Running on Empty (Soho Theatre)

A dreamlike blend of dance, text and song from dance theatre company Probe fails to leave a lasting impression

Antonia Grove and Greig Cooke
Antonia Grove and Greig Cooke
© Tim Copsey

There is often something of the dream to theatrical performance, which can explore the buried thoughts and fantastical landscapes that are only otherwise available to our subconscious. Dance theatre company Probe have brought this connection to the fore, creating a new performance that attempts to transport audiences to the realm of dreams and through dreams explore the struggle of one woman’s loss.

It is an admirably ambitious project. Running on Empty brings together a wide range of collaborators, including Probe’s artistic director Antonia Grove, director Jo McInnes, writer Brad Birch, choreographer Charlie Morrissey and songwriter Lee Ross. Together they mesh dance, text and song, replicating the rich and often clashing textures of the worlds we explore while deep asleep. From the beginning, the piece resists being pinned down to any one genre or aesthetic.

At the centre of the piece are performers Grove and Greig Cooke, who athletically run, embrace and collide against the backdrop of a sparsely populated stage. As a couple constantly thrown together and wrenched apart, their bodies mould desperately around one another, clawing and clinging, reaching and grasping. It is never quite clear where imagination ends and reality begins, as shattered shards of memory briefly pierce the fabric of dreams.

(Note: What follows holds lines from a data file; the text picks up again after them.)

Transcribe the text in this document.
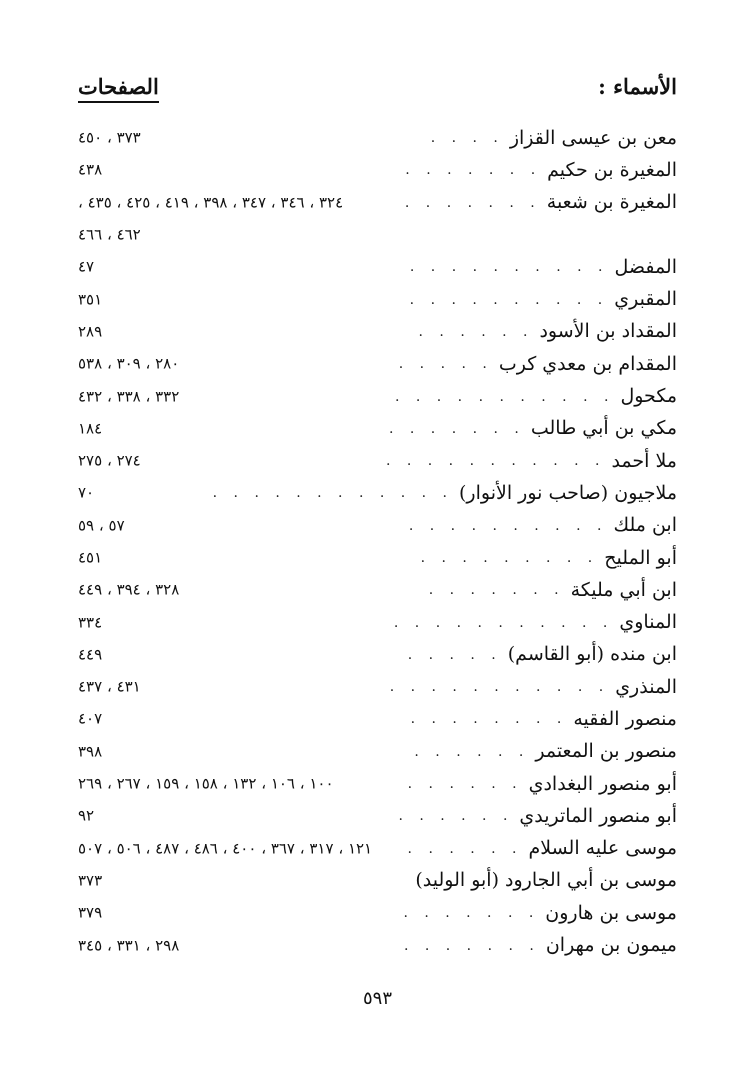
الأسماء :
الصفحات
معن بن عيسى القزاز
. . . .
٣٧٣ ، ٤٥٠
المغيرة بن حكيم
. . . . . . .
٤٣٨
المغيرة بن شعبة
. . . . . . .
٣٢٤ ، ٣٤٦ ، ٣٤٧ ، ٣٩٨ ، ٤١٩ ، ٤٢٥ ، ٤٣٥ ،
٤٦٢ ، ٤٦٦
المفضل
. . . . . . . . . .
٤٧
المقبري
. . . . . . . . . .
٣٥١
المقداد بن الأسود
. . . . . .
٢٨٩
المقدام بن معدي كرب
. . . . .
٢٨٠ ، ٣٠٩ ، ٥٣٨
مكحول
. . . . . . . . . . .
٣٣٢ ، ٣٣٨ ، ٤٣٢
مكي بن أبي طالب
. . . . . . .
١٨٤
ملا أحمد
. . . . . . . . . . .
٢٧٤ ، ٢٧٥
ملاجيون (صاحب نور الأنوار)
. . . . . . . . . . . .
٧٠
ابن ملك
. . . . . . . . . .
٥٧ ، ٥٩
أبو المليح
. . . . . . . . .
٤٥١
ابن أبي مليكة
. . . . . . .
٣٢٨ ، ٣٩٤ ، ٤٤٩
المناوي
. . . . . . . . . . .
٣٣٤
ابن منده (أبو القاسم)
. . . . .
٤٤٩
المنذري
. . . . . . . . . . .
٤٣١ ، ٤٣٧
منصور الفقيه
. . . . . . . .
٤٠٧
منصور بن المعتمر
. . . . . .
٣٩٨
أبو منصور البغدادي
. . . . . .
١٠٠ ، ١٠٦ ، ١٣٢ ، ١٥٨ ، ١٥٩ ، ٢٦٧ ، ٢٦٩
أبو منصور الماتريدي
. . . . . .
٩٢
موسى عليه السلام
. . . . . .
١٢١ ، ٣١٧ ، ٣٦٧ ، ٤٠٠ ، ٤٨٦ ، ٤٨٧ ، ٥٠٦ ، ٥٠٧
موسى بن أبي الجارود (أبو الوليد)
٣٧٣
موسى بن هارون
. . . . . . .
٣٧٩
ميمون بن مهران
. . . . . . .
٢٩٨ ، ٣٣١ ، ٣٤٥
٥٩٣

Appropriately, Running on Empty follows dream logic: scenes bleeding into one another, narrative threads appearing and dissolving, symbolism giving way to nonsense. Like a dream, it is grasping for meaning that continually slips through its fingers, the fleeting snapshots never forming a bigger picture. The sensations it induces are dreamlike too, as dance, speech and song become a hypnotic blur. At times, the piece resists concentration, as the action proves ironically soporific.

The framework of the dream, however, cannot quite function as an excuse for all of the show’s flaws. The nature of the situation arguably excuses it from any need for structure, but often these fragmentary scenes are so loosely slung together that any forward momentum disappears entirely. The piece also falters in its promise of potent, devastating emotion; the movements of the two dancers are too preoccupied with reaching for visual poetry to surrender to the ungainly, vulnerable rawness of genuine pain and loss. It may be beautiful to look at but, like so many dreams, its impact rapidly fades away.

Running on Empty plays at the Soho Theatre until 16 February.